Ist Ihr Badezimmer renovierungsbedürftig? Oder gehen Ihnen einige „Macken“ so auf die Nerven, dass sie endlich ausgebessert werden sollen? Vielleicht ist Ihr Badezimmer aber auch so in die Jahre gekommen, dass Sie endlich eine Modernisierung in Angriff nehmen. Welchen Grund Sie auch immer haben, Sie werden sich schlau gemacht haben über die zahlreichen Möglichkeiten, Ihrem Badezimmer neuen Charme zu verleihen. Und dann werden die Kosten mit dem eigenen Kontostand verglichen.

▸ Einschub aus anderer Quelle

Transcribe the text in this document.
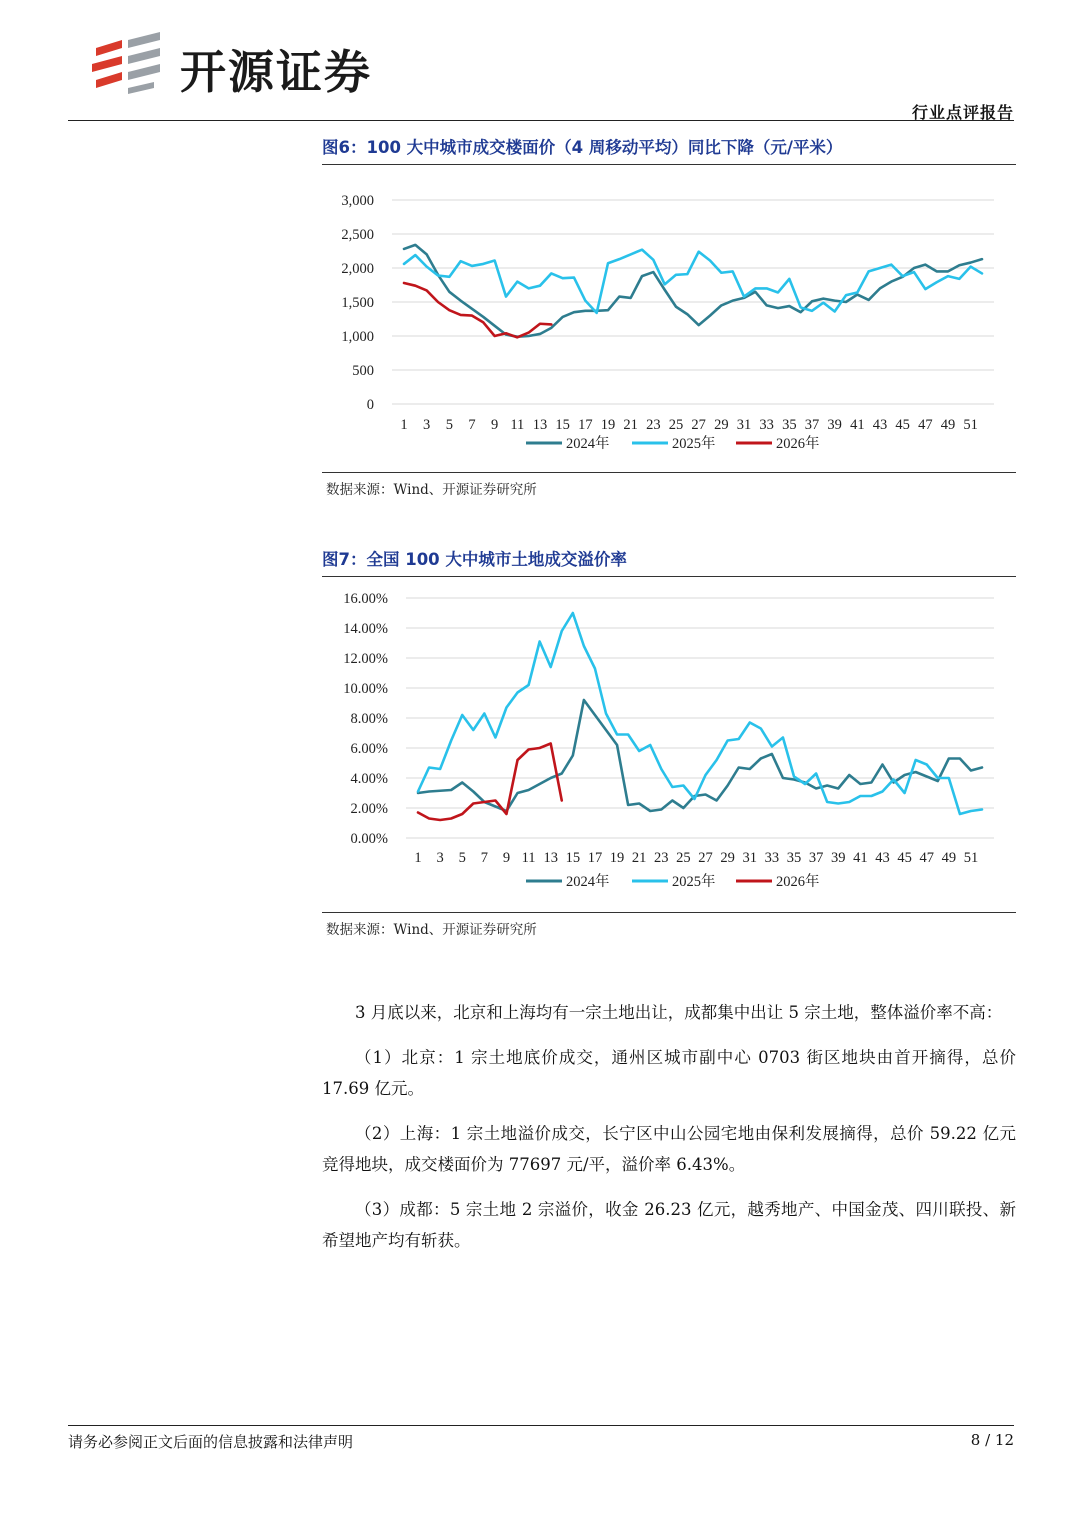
开源证券
行业点评报告
图6：100 大中城市成交楼面价（4 周移动平均）同比下降（元/平米）
0
500
1,000
1,500
2,000
2,500
3,000
1 3 5 7 9 11 13 15 17 19 21 23 25 27 29 31 33 35 37 39 41 43 45 47 49 51
2024年	2025年	2026年
数据来源：Wind、开源证券研究所
图7：全国 100 大中城市土地成交溢价率
0.00%
2.00%
4.00%
6.00%
8.00%
10.00%
12.00%
14.00%
16.00%
1 3 5 7 9 11 13 15 17 19 21 23 25 27 29 31 33 35 37 39 41 43 45 47 49 51
2024年	2025年	2026年
数据来源：Wind、开源证券研究所

3 月底以来，北京和上海均有一宗土地出让，成都集中出让 5 宗土地，整体溢价率不高：

（1）北京：1 宗土地底价成交，通州区城市副中心 0703 街区地块由首开摘得，总价 17.69 亿元。

（2）上海：1 宗土地溢价成交，长宁区中山公园宅地由保利发展摘得，总价 59.22 亿元竞得地块，成交楼面价为 77697 元/平，溢价率 6.43%。

（3）成都：5 宗土地 2 宗溢价，收金 26.23 亿元，越秀地产、中国金茂、四川联投、新希望地产均有斩获。

请务必参阅正文后面的信息披露和法律声明	8 / 12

Genau an dieser Stelle hat der Gesetzgeber eine freudige Nachricht für Sie! Handwerkerkosten können steuerlich geltend gemacht werden. Bis zu 20 Prozent der Handwerkerleistung oder maximal EURO 1.200,00 im Jahr sorgen für eine entsprechende Minderung Ihrer Einkommensteuer.

Allerdings sind dabei bestimmte Voraussetzungen zu beachten. Zuallererst gilt, dass die steuerliche Geltendmachung nur dann wirksam ist, wenn die Arbeiten im Privathaushalt stattgefunden haben. Das bedeutet u. a., dass die Kosten nicht bereits unter den Rubriken Betriebsausgaben, Werbungskosten, Sonderausgaben oder außergewöhnliche Belastungen in der Steuererklärung aufgetaucht sind.

Renovierungskosten absetzen – Rechnungsstellung ist das A und O

Renovierungskosten-absetzen
Renovierungskosten lassen sich einfach absetzen, wenn man weiß wie!

Wichtig ist auch, dass das Finanzamt nur die Arbeitskosten anerkennt. Ihre Ausgaben für das Material können Sie nicht absetzen. Das heißt: In der Rechnung muss erkennbar sein, wie hoch die Arbeitskosten sind und wie hoch die Kosten für die Materialien. Das kann auf zwei Arten ausgewiesen werden. Entweder führt der Handwerker die Kosten getrennt voneinander auf, was die eindeutige, und damit sichere Variante darstellt.

Dabei muss auch die Mehrwertsteuer auf der Rechnung erscheinen. Oder er weist die Arbeitskosten als Prozentsatz von der Gesamtrechnung aus. Dann ist das getrennte Aufführen der Mehrwertsteuer nicht notwendig. Festpreisvereinbarungen auf einer Rechnung erkennt das Finanzamt nicht an.

Um Schwarzarbeit zu verhindern, darf der Rechnungsbetrag nicht bar bezahlt werden, sondern muss auf das Konto des Handwerkerbetriebs überwiesen werden. Das ist deshalb auch wichtig, weil das Finanzamt neben der Rechnung auch den entsprechenden Kontoauszug verlangen kann. Bei hohen Rechnungen raten Steuerberater dazu, den Kontoauszug der Steuererklärung gleich mit beizulegen. Sollten Sie den Kontoauszug nicht mit einreichen, bewahren Sie die Belege auf. Denn das Finanzamt kann die Vorlage auch zu einem späteren Zeitpunkt einfordern.